Is Your Business Transactional or Strategic With Customer-Facing Technology Investments?

3 min read
March 26, 2021

As you plan for business growth, is your leadership team strategic or transactional when it comes to deciding on sales and marketing technology solutions?

If you're not sure, here are three simple yes or no statements to help you answer:

    • We have invested in sales technology and marketing technology and the systems are fully integrated with each other.
    • Our sales, marketing, and customers success systems are set up to help our teams accelerate sales.
    • Our sales, marketing, and customer success technology is designed to deliver a great customer experience.

If you answered yes to all of these, then you likely have a strategic-focused leadership team, your business is most likely in great shape, and there’s no reason to continue reading this article.

If you answered no to one or more of these statements, it could be extremely helpful to read on.


Digital Transformation

The digital transformation of businesses has been underway for more than 100 years, since the telephone started changing how products and services were bought and sold. The common thread of all improvements in technology is that they make our lives easier (more convenient, more efficient, and/or more effective).

According to leading research teams at organizations such as McKinsey, the digitization of many of our businesses and industries accelerated by seven years in 2020.

This acceleration has created real challenges for millions of businesses. As always, it has also created the biggest opportunity since 2009, especially for companies who are serious about growing their market share.

A common struggle is that this is the first time many businesses are seriously investing in the technology and digital consulting needed to scale and stay relevant, and that’s often when poor ‘transactional’ decision-making happens.

Quite often, when we do anything for the first time, knowing what questions to ask as we frame the objectives is often a primary challenge. Organizations that are successful in these situations are the ones who have the foresight to slow down for long enough to later speed up more effectively, and to do so for longer. These are typically businesses where leaders have a clear vision, a smart go-to-market strategy, and a solid operating plan.


Voice of the Customer & How People Buy

One of the most important components of a strong strategy and an exemplary operating plan that comes into play here is customer feedback – frequent and ongoing customer feedback. This is also referred to as VoC or Voice of the Customer. (👈This is a link to a recent HubSpot article about VoC Methodologies)

As we are reminded at least every 90 days during our quarterly planning, a growing business exists primarily because of two factors: great employees and great customers.

If you have a great team solving for your ideal customers, the rest will take care of itself, right?

Absolutely. 

A major complication, however, is the impact of the ever-changing, and ever-accelerating, change of technology on those great employees and customers.

One more complication in this scenario is that customers typically adapt to change quicker than businesses and their employees.

For example, when those of us who could work remotely started working from home a year ago, we went home for our jobs AND we went home as consumers. We quickly figured out how to buy what we needed and wanted but when we put our work hats on in the morning, we were still trying to figure out how we should sell given the new circumstances.

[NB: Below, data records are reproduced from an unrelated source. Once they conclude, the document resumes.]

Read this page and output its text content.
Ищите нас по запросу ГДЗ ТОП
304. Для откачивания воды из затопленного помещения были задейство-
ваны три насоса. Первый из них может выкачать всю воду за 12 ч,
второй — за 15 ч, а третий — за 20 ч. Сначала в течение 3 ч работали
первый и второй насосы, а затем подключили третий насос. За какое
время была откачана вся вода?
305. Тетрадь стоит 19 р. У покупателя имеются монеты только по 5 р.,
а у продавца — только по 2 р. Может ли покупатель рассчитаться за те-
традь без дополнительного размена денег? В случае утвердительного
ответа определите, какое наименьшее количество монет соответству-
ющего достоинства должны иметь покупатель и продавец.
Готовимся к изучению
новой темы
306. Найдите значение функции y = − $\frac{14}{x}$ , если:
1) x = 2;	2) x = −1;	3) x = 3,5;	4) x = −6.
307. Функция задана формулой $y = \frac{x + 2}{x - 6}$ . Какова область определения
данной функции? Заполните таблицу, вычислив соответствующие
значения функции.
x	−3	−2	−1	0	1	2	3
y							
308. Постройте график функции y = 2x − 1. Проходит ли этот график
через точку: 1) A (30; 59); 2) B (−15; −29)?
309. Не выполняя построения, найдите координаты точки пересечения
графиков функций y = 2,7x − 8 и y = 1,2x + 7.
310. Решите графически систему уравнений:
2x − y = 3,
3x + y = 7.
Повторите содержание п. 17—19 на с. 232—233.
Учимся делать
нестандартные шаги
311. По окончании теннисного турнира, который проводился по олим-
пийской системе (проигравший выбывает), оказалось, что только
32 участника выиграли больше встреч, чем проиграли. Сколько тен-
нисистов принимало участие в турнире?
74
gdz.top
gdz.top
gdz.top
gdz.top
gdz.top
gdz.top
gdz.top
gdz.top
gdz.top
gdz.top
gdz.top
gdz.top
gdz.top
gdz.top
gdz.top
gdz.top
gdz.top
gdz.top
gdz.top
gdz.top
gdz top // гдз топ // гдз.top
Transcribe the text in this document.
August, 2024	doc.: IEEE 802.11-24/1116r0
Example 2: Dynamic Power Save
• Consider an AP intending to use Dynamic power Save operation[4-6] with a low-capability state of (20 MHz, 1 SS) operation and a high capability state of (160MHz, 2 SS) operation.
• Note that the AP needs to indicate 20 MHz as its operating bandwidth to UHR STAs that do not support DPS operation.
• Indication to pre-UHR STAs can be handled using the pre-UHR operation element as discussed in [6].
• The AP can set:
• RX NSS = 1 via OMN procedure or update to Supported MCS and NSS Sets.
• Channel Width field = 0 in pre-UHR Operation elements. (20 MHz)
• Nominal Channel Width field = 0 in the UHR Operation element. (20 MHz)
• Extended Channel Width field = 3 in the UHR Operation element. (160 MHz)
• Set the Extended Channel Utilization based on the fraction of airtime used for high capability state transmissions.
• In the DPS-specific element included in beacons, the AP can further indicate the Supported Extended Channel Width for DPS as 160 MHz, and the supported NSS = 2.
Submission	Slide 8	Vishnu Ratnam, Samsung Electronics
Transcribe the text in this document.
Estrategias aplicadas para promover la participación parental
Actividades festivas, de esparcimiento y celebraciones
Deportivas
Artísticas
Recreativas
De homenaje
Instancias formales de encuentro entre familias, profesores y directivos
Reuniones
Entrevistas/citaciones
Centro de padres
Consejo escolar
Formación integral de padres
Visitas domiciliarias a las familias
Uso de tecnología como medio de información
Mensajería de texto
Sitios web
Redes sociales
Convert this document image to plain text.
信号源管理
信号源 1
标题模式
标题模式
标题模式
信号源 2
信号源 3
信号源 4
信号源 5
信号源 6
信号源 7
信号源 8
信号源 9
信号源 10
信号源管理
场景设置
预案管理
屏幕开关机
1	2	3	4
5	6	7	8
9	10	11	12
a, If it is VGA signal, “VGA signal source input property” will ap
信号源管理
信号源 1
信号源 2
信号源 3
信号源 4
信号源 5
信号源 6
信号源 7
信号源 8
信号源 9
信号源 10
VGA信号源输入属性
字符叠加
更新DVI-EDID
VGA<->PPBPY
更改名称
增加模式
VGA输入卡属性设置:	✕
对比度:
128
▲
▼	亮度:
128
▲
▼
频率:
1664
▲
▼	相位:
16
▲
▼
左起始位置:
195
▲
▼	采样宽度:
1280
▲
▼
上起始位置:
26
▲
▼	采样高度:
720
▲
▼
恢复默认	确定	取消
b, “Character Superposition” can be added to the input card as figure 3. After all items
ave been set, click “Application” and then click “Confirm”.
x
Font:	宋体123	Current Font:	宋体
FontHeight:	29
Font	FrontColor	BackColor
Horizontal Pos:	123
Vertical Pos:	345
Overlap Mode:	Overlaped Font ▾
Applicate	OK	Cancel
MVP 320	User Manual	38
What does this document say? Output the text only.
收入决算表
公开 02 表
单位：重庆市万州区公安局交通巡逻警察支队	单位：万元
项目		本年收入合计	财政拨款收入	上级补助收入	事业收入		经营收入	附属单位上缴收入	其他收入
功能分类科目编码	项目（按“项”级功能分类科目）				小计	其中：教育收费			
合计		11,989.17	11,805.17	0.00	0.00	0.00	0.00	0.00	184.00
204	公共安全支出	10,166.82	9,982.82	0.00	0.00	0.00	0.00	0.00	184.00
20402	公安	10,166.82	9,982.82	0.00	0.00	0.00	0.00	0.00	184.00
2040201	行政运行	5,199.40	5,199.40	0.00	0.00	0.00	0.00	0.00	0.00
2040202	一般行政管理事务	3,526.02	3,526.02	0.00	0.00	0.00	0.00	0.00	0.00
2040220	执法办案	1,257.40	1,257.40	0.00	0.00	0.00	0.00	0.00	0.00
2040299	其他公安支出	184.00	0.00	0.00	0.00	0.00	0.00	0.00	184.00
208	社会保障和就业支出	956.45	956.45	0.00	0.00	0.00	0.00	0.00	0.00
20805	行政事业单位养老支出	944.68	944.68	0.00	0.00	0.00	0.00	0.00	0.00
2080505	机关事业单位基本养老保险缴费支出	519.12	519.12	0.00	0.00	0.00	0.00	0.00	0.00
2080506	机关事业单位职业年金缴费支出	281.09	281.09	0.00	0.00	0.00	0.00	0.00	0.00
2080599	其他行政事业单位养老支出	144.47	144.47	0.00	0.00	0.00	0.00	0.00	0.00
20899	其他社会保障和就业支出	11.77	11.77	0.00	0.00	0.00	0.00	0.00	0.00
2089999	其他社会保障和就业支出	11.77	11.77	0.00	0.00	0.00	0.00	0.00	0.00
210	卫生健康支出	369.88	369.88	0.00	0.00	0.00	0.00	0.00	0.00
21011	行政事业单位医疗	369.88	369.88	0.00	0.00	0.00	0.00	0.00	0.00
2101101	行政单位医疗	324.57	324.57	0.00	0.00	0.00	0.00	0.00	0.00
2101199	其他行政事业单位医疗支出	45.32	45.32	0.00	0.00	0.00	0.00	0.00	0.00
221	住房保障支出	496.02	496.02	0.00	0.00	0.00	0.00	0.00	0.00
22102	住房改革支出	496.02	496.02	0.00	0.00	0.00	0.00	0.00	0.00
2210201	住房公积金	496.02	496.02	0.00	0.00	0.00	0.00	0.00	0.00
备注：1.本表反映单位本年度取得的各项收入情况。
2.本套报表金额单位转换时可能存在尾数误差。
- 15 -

Businesses that figured this out, or are still in the process of figuring this out, have been and will continue to reap the rewards and return on investment.


The ABCs of ROI With Digital Transformation

  1. Assess – Assess where the gaps are in your sales, marketing, and customer success processes and systems.
  2. Build – Build out the first solutions based on what you found in your assessment. For example, it might be your website that needs work, or your CRM, or how you integrate them using automation.
  3. Consult & Support –  Consult your customers, your cross-functional teams, and any external partners to create top-down and bottom-up solutions that will create momentum for your business.

Keep repeating and refining these three steps and you’ll be on the path to transform your organization in an effective and sustainable way. And, you will maximize ROI.

To get you started, Here’s a quick assessment to identify where you currently have gaps or friction in your sales, marketing, and customer success operations. 

This will help you take a step back and strategically figure out where to focus your efforts. You’ll see the results in two ways: (1) improved operational effectiveness and (2) a better experience for your customers and your team.

By taking a more strategic approach to aligning your people, processes, and technology, you minimize the risk of making poor ‘transactional’ decisions that result in less than desirable outcomes. Instead, you will be solving for all stakeholders, starting with your customers, and including your staff, your partners, and your shareholders.